Courrier des lecteurs

"Grand Débat National" : les élus maîtres du jeu

Lundi 21 Janvier 2019 - 09:52

Emmanuel Macron a publié sa Lettre aux Français, afin de fixer les orientations du « grand débat national » qui s’ouvrait le 15 janvier. Cette initiative est inédite. Sa dimension descendante révèle cependant un paradoxe de la démocratie participative à la française : la tentation de remédier à la désaffection politique d’une large partie des classes populaires en les faisant participer par le haut n’a que peu de chance d’aboutir. Dans notre culture politique, les élus demeurent les garants de l’intérêt général et définissent les règles … Le plus souvent à leur intérêt.

Contrairement aux derniers débats, sur la bioéthique ou les nanotechnologies, le caractère transversal du grand débat rend sa réussite difficile. D’autant que les conditions précises de son organisation n’ont pas été clairement pensées.

Les résultats d’une consultation publique dépendent de la manière dont est pensée la conduite les débats. A l’inverse, une absence d’organisation, comme aujourd’hui, laisse libre court à la perpétuation des dominations sociales classiques. Pour qu’un débat permette à chacun de s’exprimer, il ne suffit pas de convoquer une grande assemblée générale, modèle souvent peu inclusif.
Nous verrons peut-être des formes innovantes émerger, comme par exemple des assemblées tirées au sort. Pour l’instant nous n’en prenons pas le chemin. L’absence de garant sur la qualité de la procédure du grand débat pose clairement question.

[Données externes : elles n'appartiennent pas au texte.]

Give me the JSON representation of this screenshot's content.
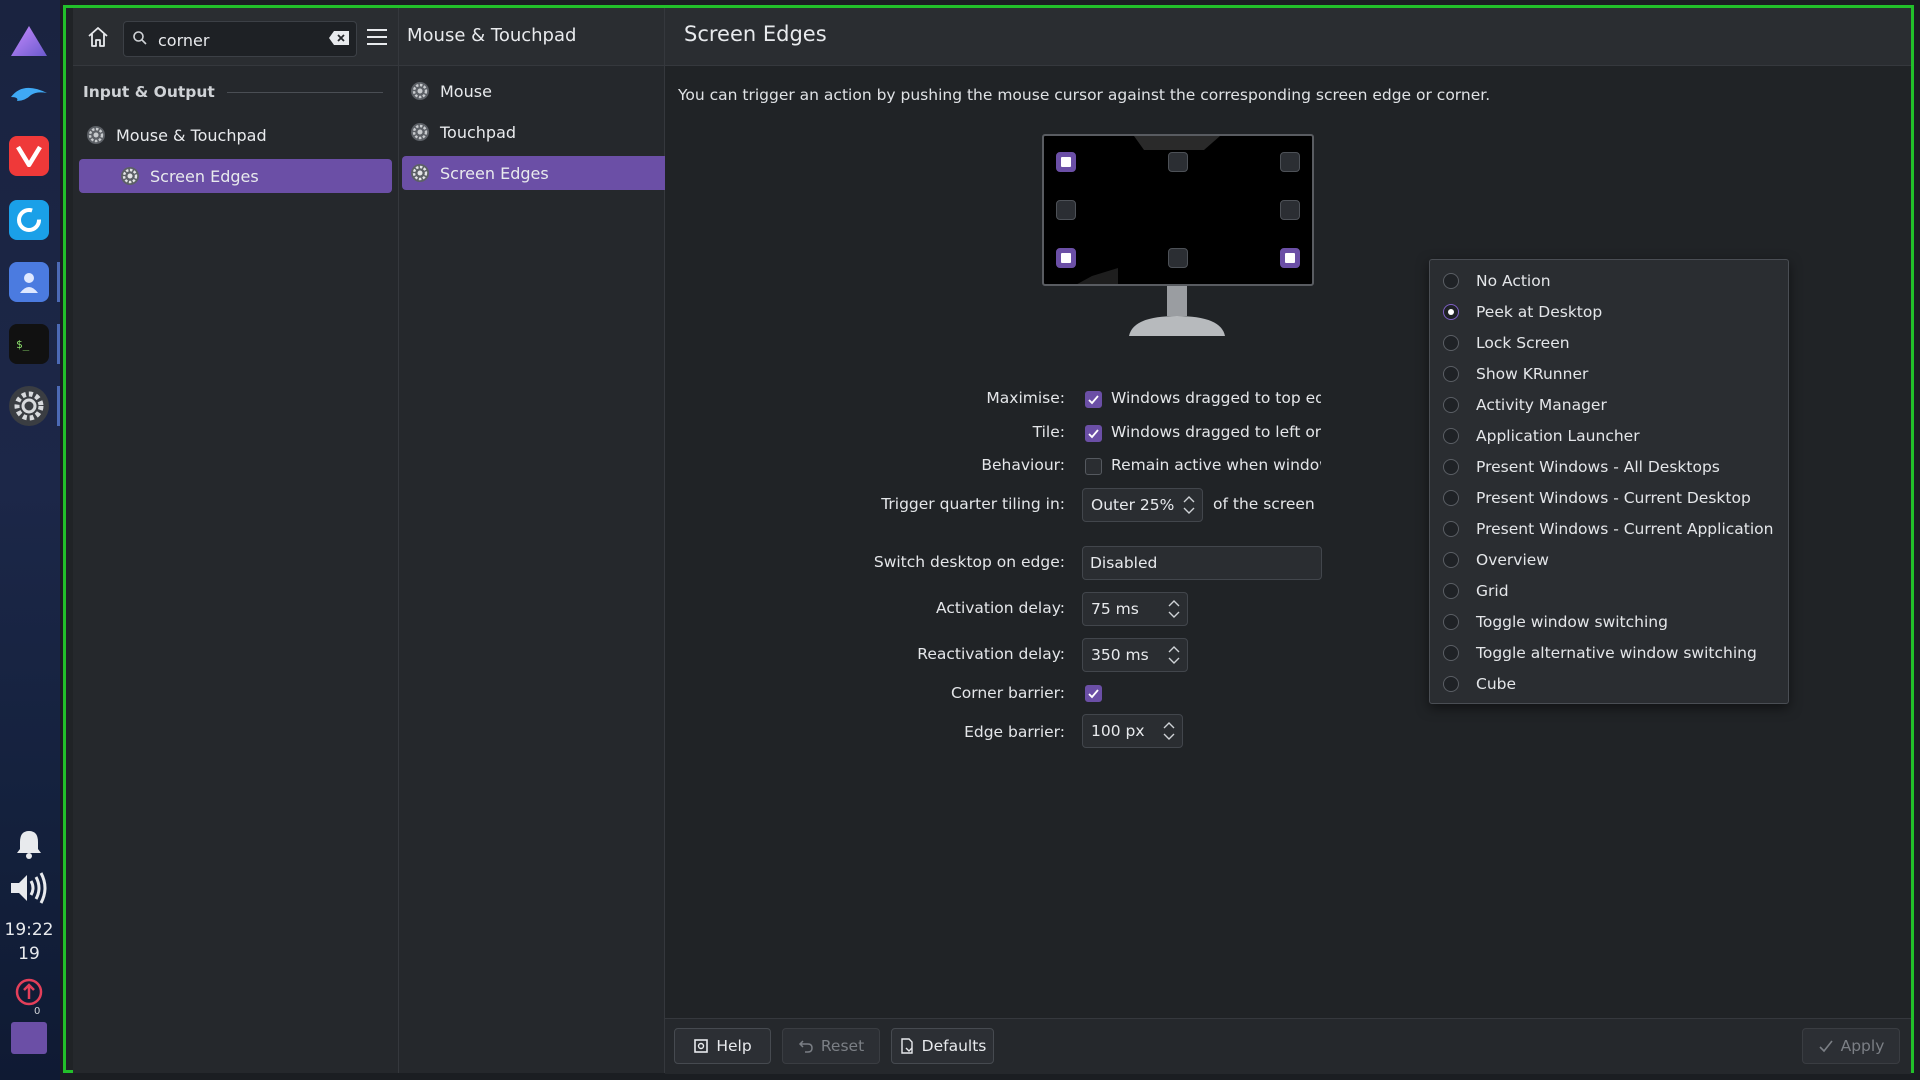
{
  "taskbar": {
    "apps": [
      {
        "name": "launcher-icon"
      },
      {
        "name": "dolphin-icon"
      },
      {
        "name": "vivaldi-icon"
      },
      {
        "name": "sync-icon"
      },
      {
        "name": "contacts-icon"
      },
      {
        "name": "terminal-icon"
      },
      {
        "name": "settings-icon"
      }
    ],
    "clock": {
      "time": "19:22",
      "date": "19"
    },
    "update_badge": "0"
  },
  "sidebar": {
    "search_value": "corner",
    "group_title": "Input & Output",
    "items": [
      {
        "label": "Mouse & Touchpad"
      },
      {
        "label": "Screen Edges"
      }
    ]
  },
  "subpanel": {
    "title": "Mouse & Touchpad",
    "items": [
      {
        "label": "Mouse"
      },
      {
        "label": "Touchpad"
      },
      {
        "label": "Screen Edges"
      }
    ]
  },
  "main": {
    "title": "Screen Edges",
    "description": "You can trigger an action by pushing the mouse cursor against the corresponding screen edge or corner.",
    "form": {
      "maximise_label": "Maximise:",
      "maximise_text": "Windows dragged to top edge",
      "tile_label": "Tile:",
      "tile_text": "Windows dragged to left or right edge",
      "behaviour_label": "Behaviour:",
      "behaviour_text": "Remain active when windows are fullscreen",
      "quarter_label": "Trigger quarter tiling in:",
      "quarter_value": "Outer 25%",
      "quarter_suffix": "of the screen",
      "switch_label": "Switch desktop on edge:",
      "switch_value": "Disabled",
      "activation_label": "Activation delay:",
      "activation_value": "75 ms",
      "reactivation_label": "Reactivation delay:",
      "reactivation_value": "350 ms",
      "corner_label": "Corner barrier:",
      "edge_label": "Edge barrier:",
      "edge_value": "100 px"
    },
    "footer": {
      "help": "Help",
      "reset": "Reset",
      "defaults": "Defaults",
      "apply": "Apply"
    }
  },
  "popup": {
    "options": [
      {
        "label": "No Action"
      },
      {
        "label": "Peek at Desktop"
      },
      {
        "label": "Lock Screen"
      },
      {
        "label": "Show KRunner"
      },
      {
        "label": "Activity Manager"
      },
      {
        "label": "Application Launcher"
      },
      {
        "label": "Present Windows - All Desktops"
      },
      {
        "label": "Present Windows - Current Desktop"
      },
      {
        "label": "Present Windows - Current Application"
      },
      {
        "label": "Overview"
      },
      {
        "label": "Grid"
      },
      {
        "label": "Toggle window switching"
      },
      {
        "label": "Toggle alternative window switching"
      },
      {
        "label": "Cube"
      }
    ],
    "selected": "Peek at Desktop"
  },
  "colors": {
    "accent": "#6b4fa6",
    "window_border": "#22c02a"
  }
}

Pas moins de 35 questions ont été listées. Par exemple : « Comment pourrait-on rendre notre fiscalité plus juste et plus efficace ? » « Comment mieux organiser notre pacte social ? » Ou encore, « Quelles évolutions souhaitez-vous pour rendre la démocratie plus participative ? » Ce cadrage très large laisse penser que les réponses qui y seront apportées seront également floues, laissant libre cours au gouvernement de choisir celles qui les arrangent.

A l’issue des débats, il incombera aux décideurs de choisir parmi les propositions celles qu’ils jugent pertinentes. Le gouvernement se prémunit ainsi du risque de voir émerger des réponses à des questions trop précises qui ne lui conviendraient guère. Autant dire que ce n’est pas la manière la plus accomplie de faire vivre la démocratie participative ! En confiant à deux ministres l’organisation, le gouvernement a entaché l’indépendance d’un processus potentiellement illégitime.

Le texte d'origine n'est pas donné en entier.